Shinhan Financial Group's overseas operations function through a system that assigns different roles to each region to stabilize the overall revenue structure. The group has divided responsibilities among Money Market Center (MMC) branches, Southeast Asian local subsidiaries, and equity investments in emerging markets, with each pillar designed to complement the others' weaknesses.
The London and Singapore branches serve as Shinhan Financial's primary MMC hubs. MMCs benchmark financial techniques from advanced markets and secure foreign currency liquidity for the group by raising dollar funds. They function more as global financial hubs performing investment banking and fundraising rather than traditional deposit-and-loan operations. The numbers support this role. The London branch's assets expanded dramatically from 1.31 trillion won in 2015 to 8.30 trillion won last year, while the Singapore branch's assets surged from 834.2 billion won to 4.17 trillion won over the same period. In September last year, the Singapore branch became the first among Korean commercial banks to close a risk participation sell deal.
Southeast Asian subsidiaries have adopted a strategy of entering local financial ecosystems through retail banking. In Vietnam and Indonesia particularly, the group has made non-face-to-face channels the core engine of retail growth through advanced mobile banking. As a result, the Vietnamese subsidiary's assets expanded approximately sixfold from 2.20 trillion won in 2015 to 13.11 trillion won last year, while net profit grew from 56.6 billion won to 259.1 billion won. Over the same period, the Indonesian subsidiary's assets surged ninefold from 276.8 billion won to 2.35 trillion won. Net profit, which stood at merely 1.2 billion won, expanded dramatically to 22.3 billion won.
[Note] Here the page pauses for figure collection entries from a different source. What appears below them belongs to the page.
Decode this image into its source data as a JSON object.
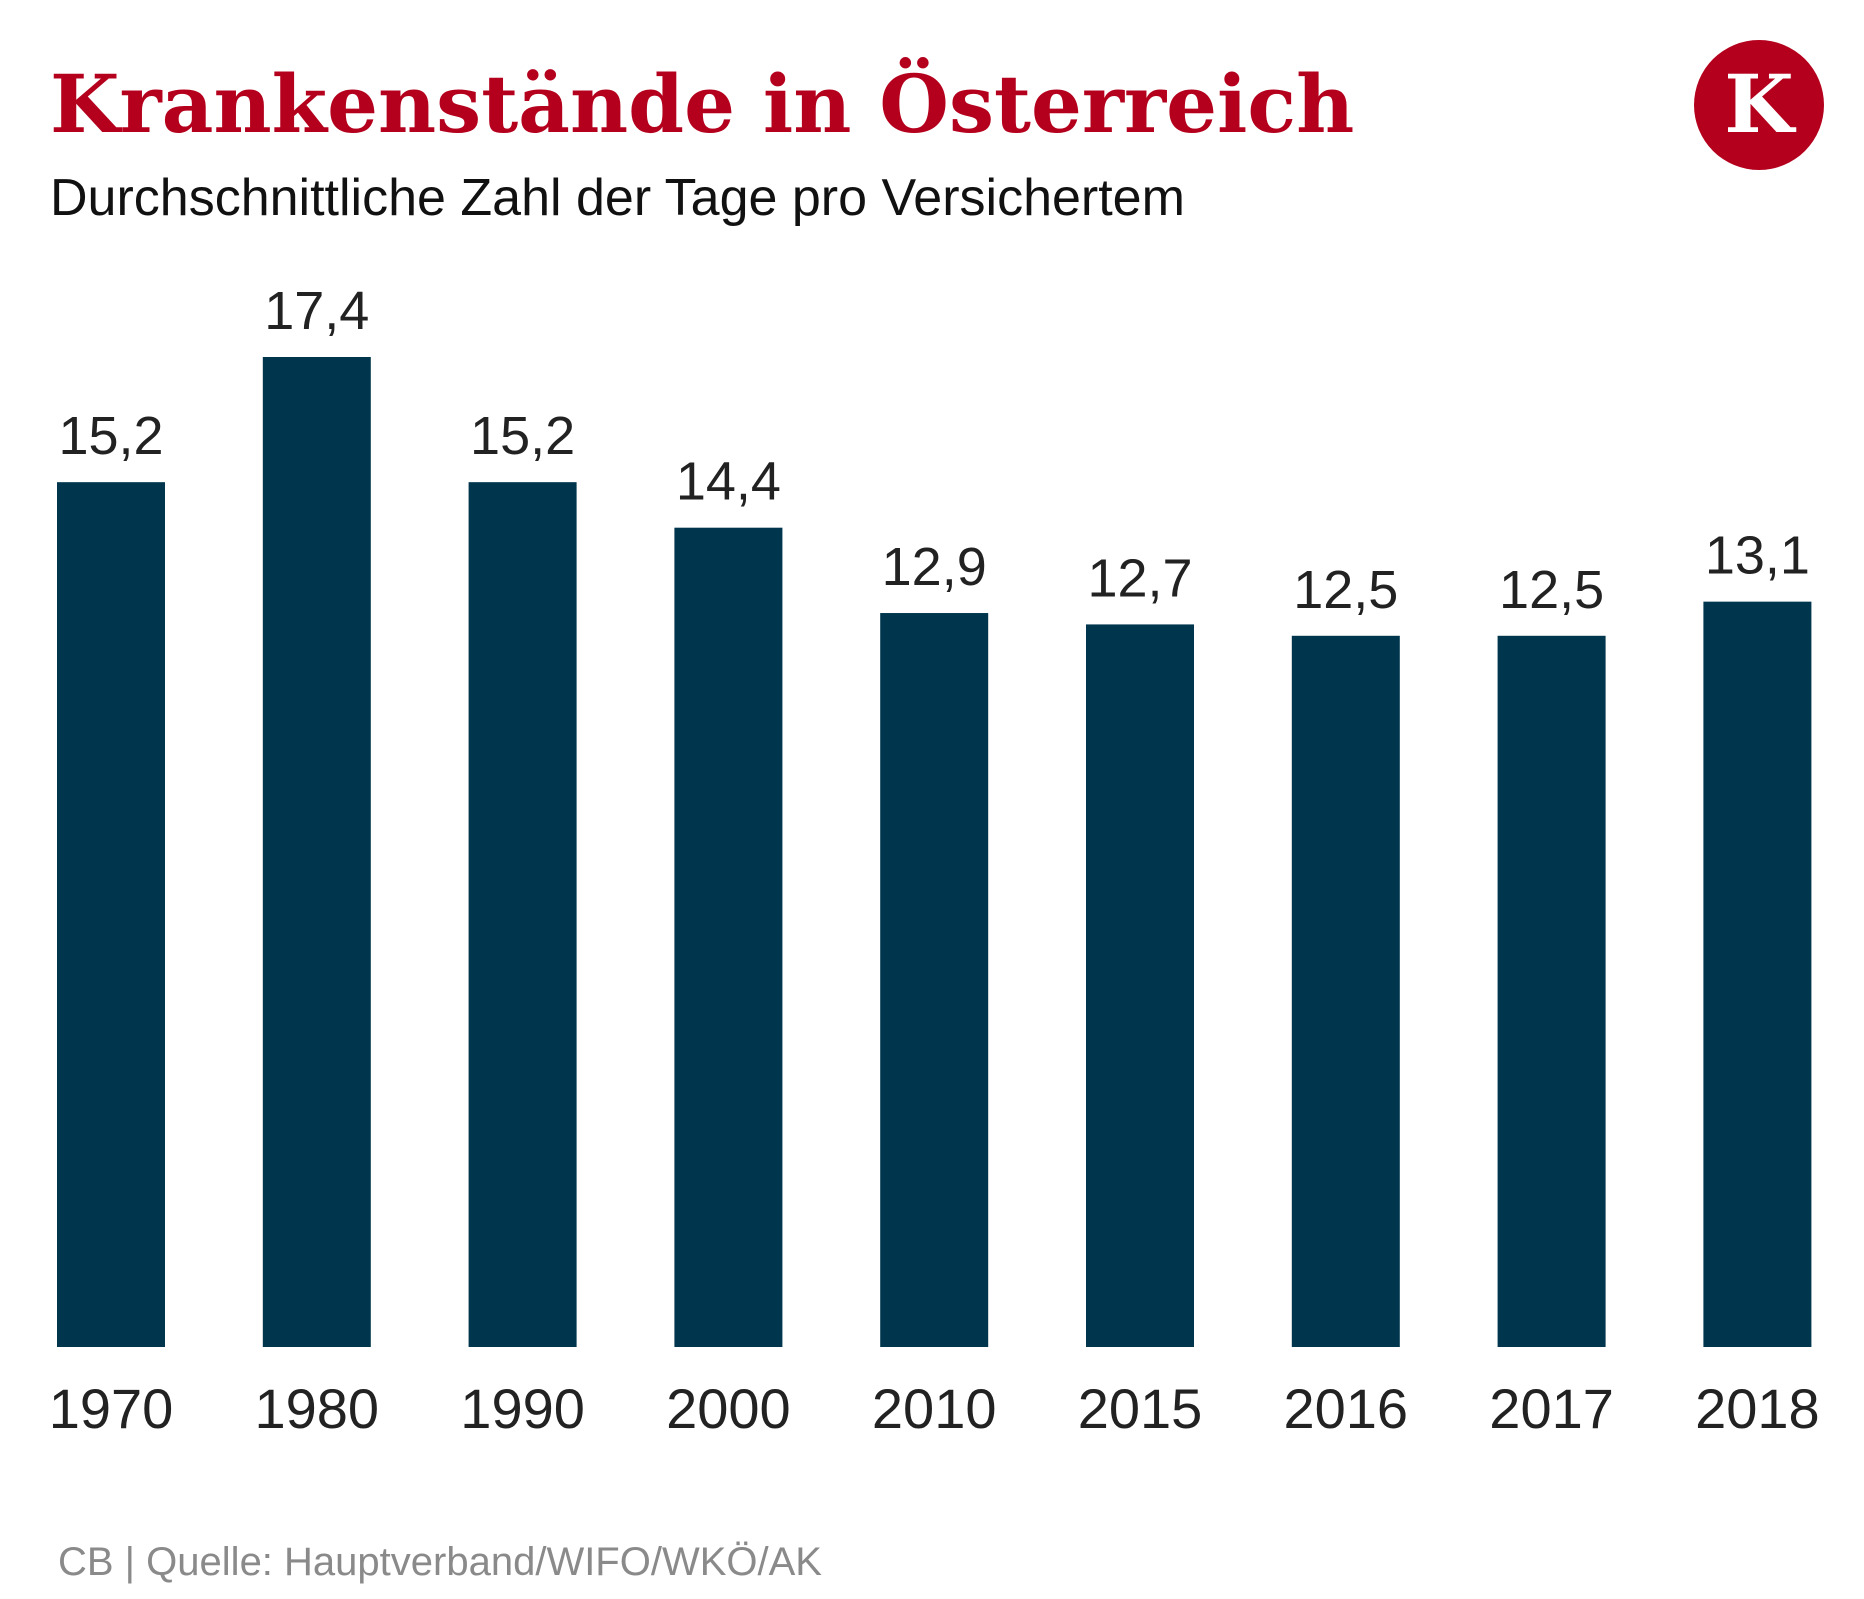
{
  "chart_data": {
    "type": "bar",
    "title": "Krankenstände in Österreich",
    "subtitle": "Durchschnittliche Zahl der Tage pro Versichertem",
    "categories": [
      "1970",
      "1980",
      "1990",
      "2000",
      "2010",
      "2015",
      "2016",
      "2017",
      "2018"
    ],
    "values": [
      15.2,
      17.4,
      15.2,
      14.4,
      12.9,
      12.7,
      12.5,
      12.5,
      13.1
    ],
    "value_labels": [
      "15,2",
      "17,4",
      "15,2",
      "14,4",
      "12,9",
      "12,7",
      "12,5",
      "12,5",
      "13,1"
    ],
    "ylim": [
      0,
      17.4
    ],
    "grid": false,
    "y_axis_shown": false,
    "bar_color": "#00364d",
    "title_color": "#b5001d",
    "source": "CB | Quelle: Hauptverband/WIFO/WKÖ/AK"
  },
  "logo": {
    "letter": "K",
    "color": "#b5001d"
  }
}
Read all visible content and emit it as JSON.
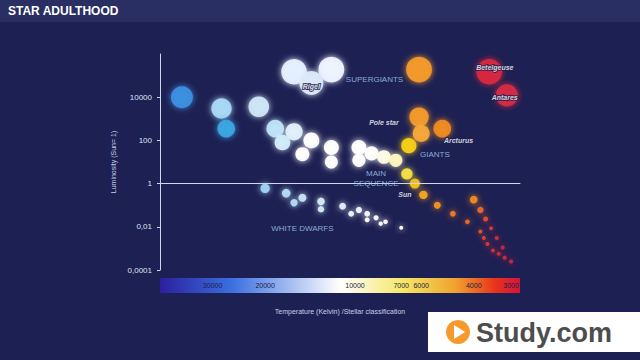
{
  "chart_data": {
    "type": "scatter",
    "title": "STAR ADULTHOOD",
    "xlabel": "Temperature (Kelvin) /Stellar classification",
    "ylabel": "Luminosity (Sun= 1)",
    "log": true,
    "grid": false,
    "xlim": [
      45000,
      2800
    ],
    "ylim": [
      0.0001,
      1000000
    ],
    "xticks": [
      30000,
      20000,
      10000,
      7000,
      6000,
      4000,
      3000
    ],
    "yticks": [
      {
        "value": 0.0001,
        "label": "0,0001"
      },
      {
        "value": 0.01,
        "label": "0,01"
      },
      1,
      100,
      10000
    ],
    "series": [
      {
        "x": [
          16000,
          12000,
          14000,
          6100,
          3550,
          3100
        ],
        "values": [
          150000,
          190000,
          46000,
          190000,
          150000,
          12000
        ],
        "colors": [
          "#e6f0ff",
          "#eef4ff",
          "#dce9fb",
          "#f39a2b",
          "#d8283f",
          "#d42a45"
        ]
      },
      {
        "x": [
          6600,
          6100,
          6000,
          5100
        ],
        "values": [
          57,
          1200,
          210,
          350
        ],
        "colors": [
          "#f7d117",
          "#f39a2b",
          "#f5a83a",
          "#f08a24"
        ]
      },
      {
        "x": [
          38000,
          28000,
          27000,
          21000,
          18500,
          16000,
          17500,
          14000,
          15000,
          12000,
          12000,
          9700,
          9700,
          8800,
          8000,
          7300,
          6700,
          6300,
          5900,
          5300,
          4700,
          4200,
          3800,
          3700,
          3600,
          3450,
          3300,
          3150,
          3000,
          4000,
          3800,
          3650,
          3500,
          3350,
          3200
        ],
        "values": [
          10000,
          3000,
          350,
          3600,
          350,
          250,
          80,
          100,
          23,
          47,
          10,
          47,
          12,
          25,
          17,
          12,
          2.8,
          1,
          0.3,
          0.1,
          0.04,
          0.017,
          0.006,
          0.003,
          0.0016,
          0.0008,
          0.00056,
          0.00037,
          0.00025,
          0.18,
          0.06,
          0.023,
          0.0085,
          0.003,
          0.0011
        ],
        "colors": [
          "#3d8fe0",
          "#a9d9f5",
          "#3aa5e3",
          "#cfe6f8",
          "#bfe3f7",
          "#e2f1fb",
          "#d3ecfa",
          "#ffffff",
          "#ffffff",
          "#ffffff",
          "#ffffff",
          "#ffffff",
          "#ffffff",
          "#ffffff",
          "#fffde8",
          "#fff7c2",
          "#f5e04a",
          "#f4c21e",
          "#f5a623",
          "#f39422",
          "#ef7a26",
          "#ea6a2a",
          "#e5562e",
          "#e04632",
          "#db3a36",
          "#d8313a",
          "#d42c3d",
          "#d02a40",
          "#cc2842",
          "#f08a24",
          "#ea6a2a",
          "#e04a32",
          "#d8383a",
          "#d22e3e",
          "#cc2842"
        ]
      },
      {
        "x": [
          20000,
          17000,
          15000,
          13000,
          11000,
          9700,
          9100,
          8500,
          7900,
          7000,
          16000,
          13000,
          10300,
          9100,
          8200
        ],
        "values": [
          0.6,
          0.36,
          0.22,
          0.15,
          0.09,
          0.06,
          0.04,
          0.026,
          0.017,
          0.009,
          0.13,
          0.065,
          0.04,
          0.021,
          0.014
        ],
        "colors": [
          "#9fd3f3",
          "#b5dcf5",
          "#c7e5f7",
          "#d6ecf9",
          "#e3f2fb",
          "#eef7fd",
          "#f5faff",
          "#ffffff",
          "#ffffff",
          "#ffffff",
          "#b5dcf5",
          "#d6ecf9",
          "#eef7fd",
          "#ffffff",
          "#ffffff"
        ]
      }
    ],
    "annotations": [
      {
        "text": "SUPERGIANTS",
        "x": 8600,
        "y": 69000
      },
      {
        "text": "Rigel",
        "x": 14000,
        "y": 30000
      },
      {
        "text": "Betelgeuse",
        "x": 3400,
        "y": 230000
      },
      {
        "text": "Antares",
        "x": 3150,
        "y": 10000
      },
      {
        "text": "Pole star",
        "x": 8000,
        "y": 650
      },
      {
        "text": "Arcturus",
        "x": 4500,
        "y": 95
      },
      {
        "text": "GIANTS",
        "x": 5400,
        "y": 23
      },
      {
        "text": "MAIN\nSEQUENCE",
        "x": 8500,
        "y": 1.8
      },
      {
        "text": "Sun",
        "x": 6800,
        "y": 0.3
      },
      {
        "text": "WHITE DWARFS",
        "x": 15000,
        "y": 0.008
      }
    ],
    "watermark": "Study.com"
  }
}
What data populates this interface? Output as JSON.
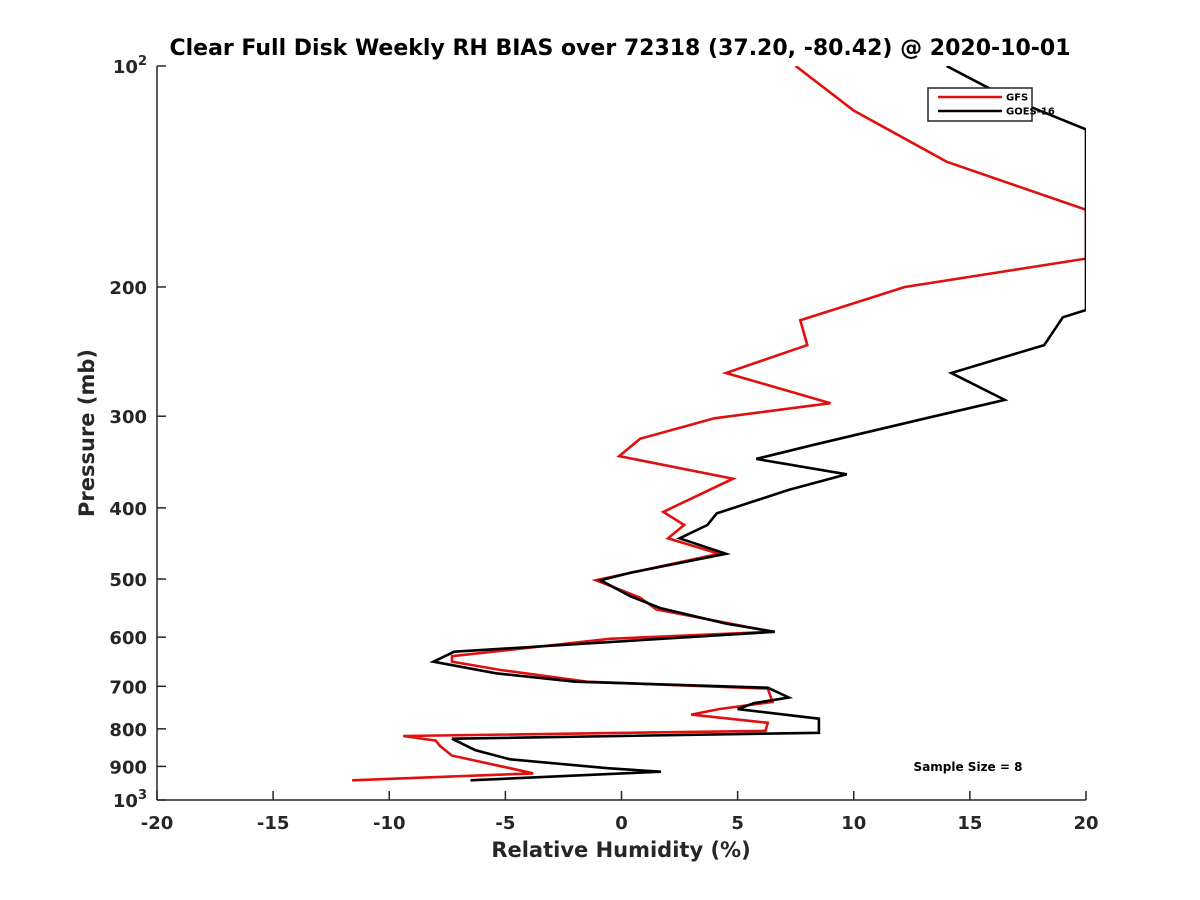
{
  "chart_data": {
    "type": "line",
    "title": "Clear Full Disk Weekly RH BIAS over 72318 (37.20, -80.42) @ 2020-10-01",
    "xlabel": "Relative Humidity (%)",
    "ylabel": "Pressure (mb)",
    "xlim": [
      -20,
      20
    ],
    "ylim": [
      100,
      1000
    ],
    "yscale": "log",
    "y_reversed": true,
    "x_ticks": [
      -20,
      -15,
      -10,
      -5,
      0,
      5,
      10,
      15,
      20
    ],
    "x_tick_labels": [
      "-20",
      "-15",
      "-10",
      "-5",
      "0",
      "5",
      "10",
      "15",
      "20"
    ],
    "y_ticks": [
      {
        "value": 100,
        "base": "10",
        "exp": "2"
      },
      {
        "value": 200,
        "label": "200"
      },
      {
        "value": 300,
        "label": "300"
      },
      {
        "value": 400,
        "label": "400"
      },
      {
        "value": 500,
        "label": "500"
      },
      {
        "value": 600,
        "label": "600"
      },
      {
        "value": 700,
        "label": "700"
      },
      {
        "value": 800,
        "label": "800"
      },
      {
        "value": 900,
        "label": "900"
      },
      {
        "value": 1000,
        "base": "10",
        "exp": "3"
      }
    ],
    "grid": false,
    "legend_position": "top-right",
    "annotation": "Sample Size = 8",
    "series": [
      {
        "name": "GFS",
        "color": "#e0100f",
        "points": [
          [
            7.5,
            100
          ],
          [
            10,
            115
          ],
          [
            14,
            135
          ],
          [
            20,
            157
          ],
          [
            20,
            183
          ],
          [
            12.2,
            200
          ],
          [
            7.7,
            222
          ],
          [
            8,
            240
          ],
          [
            4.5,
            262
          ],
          [
            9,
            288
          ],
          [
            4,
            302
          ],
          [
            0.8,
            322
          ],
          [
            -0.1,
            340
          ],
          [
            4.8,
            365
          ],
          [
            1.8,
            405
          ],
          [
            2.7,
            422
          ],
          [
            2,
            440
          ],
          [
            4.2,
            462
          ],
          [
            -1.1,
            502
          ],
          [
            0.8,
            530
          ],
          [
            1.5,
            550
          ],
          [
            6.5,
            590
          ],
          [
            -0.5,
            603
          ],
          [
            -7.3,
            637
          ],
          [
            -7.3,
            648
          ],
          [
            -5.2,
            665
          ],
          [
            -1.5,
            690
          ],
          [
            6.3,
            705
          ],
          [
            6.5,
            735
          ],
          [
            4.2,
            752
          ],
          [
            3,
            765
          ],
          [
            6.3,
            785
          ],
          [
            6.2,
            805
          ],
          [
            -9.4,
            818
          ],
          [
            -8,
            830
          ],
          [
            -7.8,
            845
          ],
          [
            -7.3,
            870
          ],
          [
            -4.8,
            905
          ],
          [
            -3.8,
            920
          ],
          [
            -11.6,
            940
          ]
        ]
      },
      {
        "name": "GOES-16",
        "color": "#000000",
        "points": [
          [
            14,
            100
          ],
          [
            16.5,
            110
          ],
          [
            20,
            122
          ],
          [
            20,
            215
          ],
          [
            19,
            220
          ],
          [
            18.2,
            240
          ],
          [
            14.2,
            262
          ],
          [
            16.5,
            285
          ],
          [
            13.1,
            302
          ],
          [
            8.3,
            328
          ],
          [
            5.8,
            343
          ],
          [
            9.7,
            360
          ],
          [
            7.2,
            378
          ],
          [
            4.1,
            407
          ],
          [
            3.7,
            422
          ],
          [
            2.5,
            440
          ],
          [
            4.5,
            462
          ],
          [
            0.4,
            490
          ],
          [
            -0.9,
            502
          ],
          [
            0.4,
            528
          ],
          [
            1.7,
            548
          ],
          [
            4.5,
            575
          ],
          [
            6.6,
            590
          ],
          [
            -7.2,
            628
          ],
          [
            -8.1,
            648
          ],
          [
            -5.4,
            672
          ],
          [
            -2,
            690
          ],
          [
            6.3,
            703
          ],
          [
            7.2,
            725
          ],
          [
            5.7,
            738
          ],
          [
            5,
            752
          ],
          [
            8.5,
            775
          ],
          [
            8.5,
            810
          ],
          [
            -7.3,
            825
          ],
          [
            -6.8,
            840
          ],
          [
            -6.3,
            855
          ],
          [
            -4.8,
            880
          ],
          [
            -0.6,
            905
          ],
          [
            1.7,
            915
          ],
          [
            -6.5,
            940
          ]
        ]
      }
    ]
  }
}
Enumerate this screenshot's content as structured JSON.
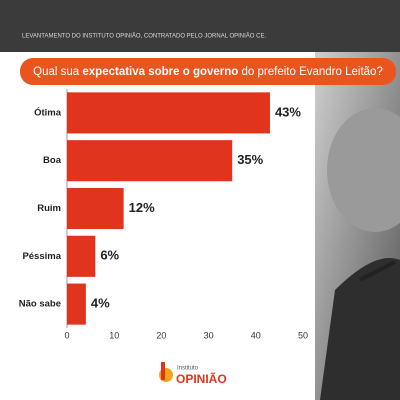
{
  "header": {
    "text": "LEVANTAMENTO DO INSTITUTO OPINIÃO, CONTRATADO PELO JORNAL OPINIÃO CE."
  },
  "logo": {
    "small": "Instituto",
    "big": "OPINIÃO"
  },
  "chart_data": {
    "type": "bar",
    "orientation": "horizontal",
    "title": [
      "Qual sua ",
      "expectativa sobre o governo",
      " do prefeito Evandro Leitão?"
    ],
    "categories": [
      "Ótima",
      "Boa",
      "Ruim",
      "Péssima",
      "Não sabe"
    ],
    "values": [
      43,
      35,
      12,
      6,
      4
    ],
    "value_labels": [
      "43%",
      "35%",
      "12%",
      "6%",
      "4%"
    ],
    "color": "#e0351c",
    "xlim": [
      0,
      50
    ],
    "xticks": [
      0,
      10,
      20,
      30,
      40,
      50
    ],
    "grid": false
  }
}
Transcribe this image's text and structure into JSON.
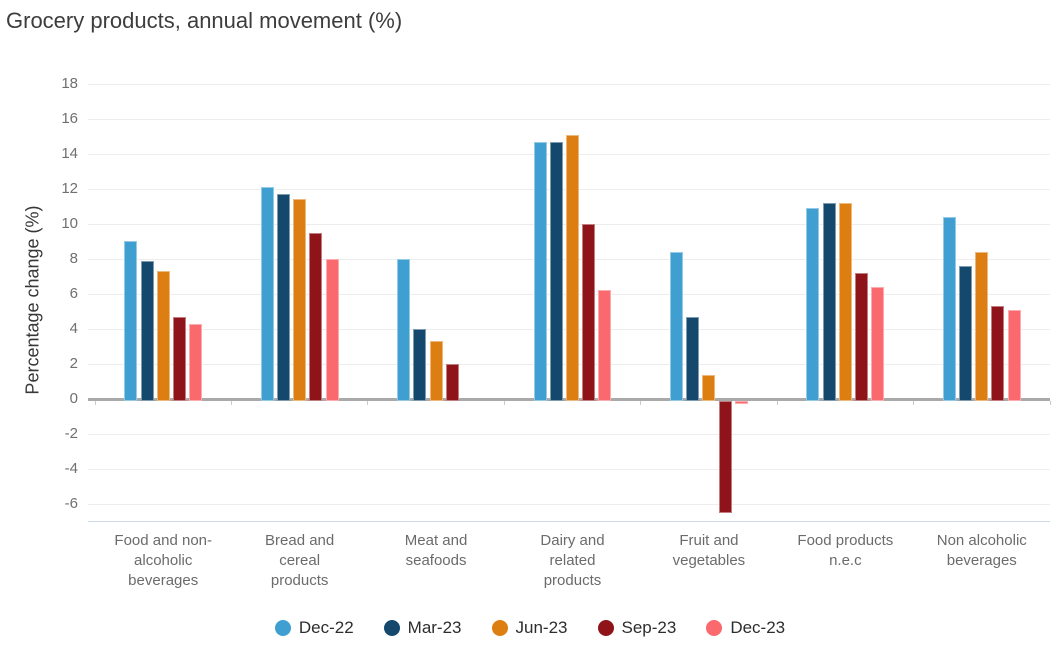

In India, an emerging market, the group's equity investment approach stands out. A prime example is the acquisition of a 10% stake in Credila, an Indian education finance company. Credila is the top financial company in India's student loan sector with a stable customer base. Through this equity investment, Shinhan Financial entered the Indian financial market while securing access to local retail finance structures and customer data. This is interpreted as a phased approach to expanding its business foundation, considering India's financial environment where market size is substantial but regulation and competition are intense.
Central Asia represents another growth frontier. Shinhan Financial maintains three footholds in Central Asia: Shinhan Finance in Kazakhstan (a Shinhan Card subsidiary), Shinhan Kazakhstan Bank, and Shinhan Bank's representative office in Uzbekistan. Shinhan Kazakhstan Bank has expanded its market role by absorbing policy demand through increased support for SMEs, women, youth, and green finance, with assets surging from 63.5 billion won in 2015 to 2.09 trillion won.
SBJ in Japan serves as the link connecting these three pillars. SBJ's assets stood at 17.04 trillion won as of last year, the largest share within Shinhan Financial. With net profit of 179.2 billion won, the unit plays the role of "eldest brother," providing both scale and stability. Analysts say it provides portfolio stability while acting as a counterbalance among the pillars.
"Southeast Asia handles growth, MMC hubs provide capital market functions, and SBJ serves as a stable earnings base—each hub's role appears clearly defined," a financial industry official said. "Overseas operations have moved beyond simple market entry to function as a portfolio strategy."